While many local agencies, programs and services have been on the potential chopping block for months, the state budget signed by Gov. Jerry Brown on Wednesday put a tentative axe to redevelopment agencies.
"There were two bills regarding redevelopment, one would dissolve our redevelopment agency and everybody else's. The second said that as long as you make an annual payment to the state, the agency would continue," said Danville City Attorney Rob Ewing. "For the immediate time, our agency is in limbo."
Danville's redevelopment agency (RDA) has spent approximately $53 million over 25 years to extend Railroad Ave., construct the library and community center, renovate the Village Theater and maintain infrastructure. Most recently, the RDA purchased a multi-million dollar building near San Ramon Valley High School as part of the downtown beautification project.
Assembly bills X1 26 and X1 27 could effectively wipe out Danville's RDA, which saw revenues of $1.6 million in the 2010-11 fiscal year. Under X1 26, RDA will be prohibited from several actions, including incurring debt, making loans and adopting or amending redevelopment plans. Those agencies that do not comply with X1 26 will be dissolved on Oct. 1, according to the California chapter of the American Planning Association.
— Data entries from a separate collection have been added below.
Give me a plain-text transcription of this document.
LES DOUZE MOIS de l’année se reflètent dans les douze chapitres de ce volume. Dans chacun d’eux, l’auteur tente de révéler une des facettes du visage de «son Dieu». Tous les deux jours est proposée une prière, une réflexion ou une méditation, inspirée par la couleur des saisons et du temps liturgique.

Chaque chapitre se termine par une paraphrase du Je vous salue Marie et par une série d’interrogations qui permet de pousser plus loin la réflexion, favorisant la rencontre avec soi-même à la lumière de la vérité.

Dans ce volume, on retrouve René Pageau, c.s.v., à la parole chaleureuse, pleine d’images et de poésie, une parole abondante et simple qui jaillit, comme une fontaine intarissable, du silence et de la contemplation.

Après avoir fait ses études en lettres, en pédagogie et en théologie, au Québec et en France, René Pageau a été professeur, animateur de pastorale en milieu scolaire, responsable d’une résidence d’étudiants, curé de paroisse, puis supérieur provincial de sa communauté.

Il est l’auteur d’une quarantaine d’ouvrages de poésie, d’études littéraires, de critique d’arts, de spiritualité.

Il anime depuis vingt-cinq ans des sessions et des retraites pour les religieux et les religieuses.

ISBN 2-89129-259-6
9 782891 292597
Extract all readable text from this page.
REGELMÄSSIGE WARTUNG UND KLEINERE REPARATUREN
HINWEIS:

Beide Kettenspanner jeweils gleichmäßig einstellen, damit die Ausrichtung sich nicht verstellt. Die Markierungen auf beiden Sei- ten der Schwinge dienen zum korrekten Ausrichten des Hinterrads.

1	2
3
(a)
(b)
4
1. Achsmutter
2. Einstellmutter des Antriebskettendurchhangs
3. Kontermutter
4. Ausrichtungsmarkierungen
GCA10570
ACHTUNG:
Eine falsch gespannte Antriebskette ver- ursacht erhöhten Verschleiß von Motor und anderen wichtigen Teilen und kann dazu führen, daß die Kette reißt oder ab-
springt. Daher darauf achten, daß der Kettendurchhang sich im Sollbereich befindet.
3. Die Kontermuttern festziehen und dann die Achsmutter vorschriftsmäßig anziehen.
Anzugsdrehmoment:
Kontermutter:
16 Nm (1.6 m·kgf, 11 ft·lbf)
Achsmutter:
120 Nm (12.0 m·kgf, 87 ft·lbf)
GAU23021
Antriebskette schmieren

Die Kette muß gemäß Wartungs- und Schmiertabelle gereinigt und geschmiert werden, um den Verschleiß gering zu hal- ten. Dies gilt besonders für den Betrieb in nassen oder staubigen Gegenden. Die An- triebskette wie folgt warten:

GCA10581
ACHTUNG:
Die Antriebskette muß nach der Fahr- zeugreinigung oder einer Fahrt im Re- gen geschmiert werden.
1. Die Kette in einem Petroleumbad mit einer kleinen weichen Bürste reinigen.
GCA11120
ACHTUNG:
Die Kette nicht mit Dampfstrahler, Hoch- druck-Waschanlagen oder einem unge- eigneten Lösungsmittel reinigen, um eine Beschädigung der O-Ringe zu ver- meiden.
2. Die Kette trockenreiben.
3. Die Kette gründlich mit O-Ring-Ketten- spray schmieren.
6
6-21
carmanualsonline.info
Assembly Bill X1 27 would allow RDA to exist if the city or town participates in the alternative voluntary redevelopment program, which "requires the city to make certain specified annual payments to the county auditor for distribution to schools, fire protection agencies, and transit agencies beginning in fiscal year 2011-2012." Danville would have to take part in the program before Nov. 1.
"The way the bill is set up, that payment and it can come from entirely the redevelopment agency or the city or town can contribute to that too," Ewing said. " We've seen a preliminary number that for the first year would be $850,000 and roughly 20-25 percent off that every year after."
Because the state has until Aug. 1 to give the official numbers associated with Assembly Bill X1 27, Ewing said town officials won't be able to do much before their August council meeting. Until then, Danville will join forces with Oakland and other Bay Area cities in filing a lawsuit to try to stop Gov. Brown and the state Legislature from cutting funding for RDA.
The California Redevelopment Association and the California League of Cities will file the lawsuit with the California Supreme Court next week, challenging the bill's constitutionality by alleging that it violates Proposition 22, a measure passed by California voters last November that bars the state from taking funds that are supposed to go to local agencies. A ruling on a possible intermediate stay is expected by the end of July.
Ewing said the redevelopment bills aren't Danville's only problem, or even its biggest, with the new budget. Vehicle license fees, which are expected to account for $162 million in state revenue for the 2011-12 fiscal year, will be reallocated for local governments.
"It's taking away some of the vehicle license fees that normally go to the city's general fund, in our case about $130,000 a year. As part of that bill we might have some increased expenses for booking fees," Ewing said.
Since 2009, the vehicle license fee rate has been 1.15 percent. Of this amount, 0.65 percent goes to local governments, 0.35 percent goes to the general fund and the remainder to local public safety programs. Under Gov. Brown's budget, the fee will remain the same but only 0.5 percent will be dedicated to local purposes.